Hoggard made numerous freshman mistakes, which certainly isn‘t anything to worry about in the long run. His shooting numbers, though, were just abysmal as he barely shot over 30 percent from the field and way below 20 percent from the three-point line. It seemed as if he oftentimes wasn’t sure if he should interpret his point guard role as a scorer or a passer, thus never truly finding a real balance between the two. Hoggard too often got caught in unfavorable situations, especially when driving into the lane. While he has the ability to keep his dribble alive in any situation, his mind made him panic quite a bit when caught inside the paint. Except for a few makes here and there, his outside shot was almost nonexistent, and he needs serious improvement in that area over the summer. It would also open up the rest of the court and enable him to use his tremendous driving ability even more if were able to shoot more efficiently from behind the arc.

Many of Hoggard’s mental lapses have to be attributed to his youth, especially considering how he was thrown into a tough situation. Being asked to lead a struggling team as a freshman point guard is not easy. It becomes harder, though, if you also struggle with your shot, decision-making and the finer nuances of play-making. Hoggard looked a little heavy throughout the year, and he would probably profit from shedding some bad weight over the offseason as well.
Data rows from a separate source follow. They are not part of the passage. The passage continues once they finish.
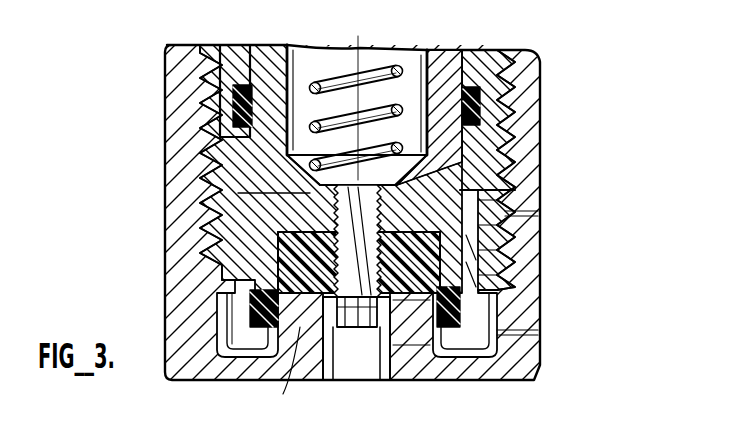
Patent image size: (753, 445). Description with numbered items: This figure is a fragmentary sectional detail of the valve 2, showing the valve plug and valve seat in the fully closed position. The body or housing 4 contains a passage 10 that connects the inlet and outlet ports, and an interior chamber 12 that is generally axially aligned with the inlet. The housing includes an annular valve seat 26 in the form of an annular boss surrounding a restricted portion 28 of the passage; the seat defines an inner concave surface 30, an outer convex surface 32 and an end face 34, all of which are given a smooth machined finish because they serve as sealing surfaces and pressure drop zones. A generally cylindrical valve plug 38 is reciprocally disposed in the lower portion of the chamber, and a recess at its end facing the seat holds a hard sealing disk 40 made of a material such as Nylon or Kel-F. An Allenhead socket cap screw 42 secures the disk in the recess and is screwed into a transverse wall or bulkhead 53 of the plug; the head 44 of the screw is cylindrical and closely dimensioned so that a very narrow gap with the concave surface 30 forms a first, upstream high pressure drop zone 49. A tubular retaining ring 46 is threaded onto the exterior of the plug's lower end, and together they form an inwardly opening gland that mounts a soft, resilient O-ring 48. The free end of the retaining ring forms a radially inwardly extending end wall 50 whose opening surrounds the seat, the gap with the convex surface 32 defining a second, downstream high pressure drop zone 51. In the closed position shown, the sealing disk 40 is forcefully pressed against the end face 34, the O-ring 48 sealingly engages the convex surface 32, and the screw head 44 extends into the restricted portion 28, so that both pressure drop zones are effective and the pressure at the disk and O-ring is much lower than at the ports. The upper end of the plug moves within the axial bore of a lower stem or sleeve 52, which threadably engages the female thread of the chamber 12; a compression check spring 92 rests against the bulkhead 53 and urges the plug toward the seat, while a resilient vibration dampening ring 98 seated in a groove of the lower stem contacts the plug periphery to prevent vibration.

The valve 2 is at (575, 165).
The body or housing 4 is at (170, 305).
The passage 10 is at (533, 240).
The interior chamber 12 is at (230, 158).
The annular valve seat 26 is at (282, 368).
The restricted portion of the passage 28 is at (353, 372).
The inner concave surface 30 is at (323, 381).
The outer convex surface 32 is at (265, 347).
The end face 34 is at (173, 265).
The valve plug 38 is at (518, 52).
The hard sealing disk 40 is at (495, 266).
The Allenhead socket cap screw 42 is at (533, 147).
The head of the screw 44 is at (385, 320).
The tubular retaining ring 46 is at (535, 200).
The O-ring 48 is at (530, 291).
The first upstream high pressure drop zone 49 is at (421, 328).
The end wall 50 is at (446, 350).
The second downstream high pressure drop zone 51 is at (168, 348).
The lower stem or sleeve 52 is at (233, 73).
The transverse wall or bulkhead 53 is at (238, 193).
The compression check spring 92 is at (403, 70).
The vibration dampening ring 98 is at (532, 102).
Despite his poor shooting numbers, Hoggard showed some things that should make everyone optimistic for his future. His natural ability to penetrate is of tremendous value in college basketball and his passing instincts are legit. The issue now is that Hoggard might struggle to find minutes next to transfer Tyson Walker and true freshman Jaden Akins. This could seriously hurt his development. But nobody should be surprised if he continues to push for minutes and also earns them with his physical play down the road.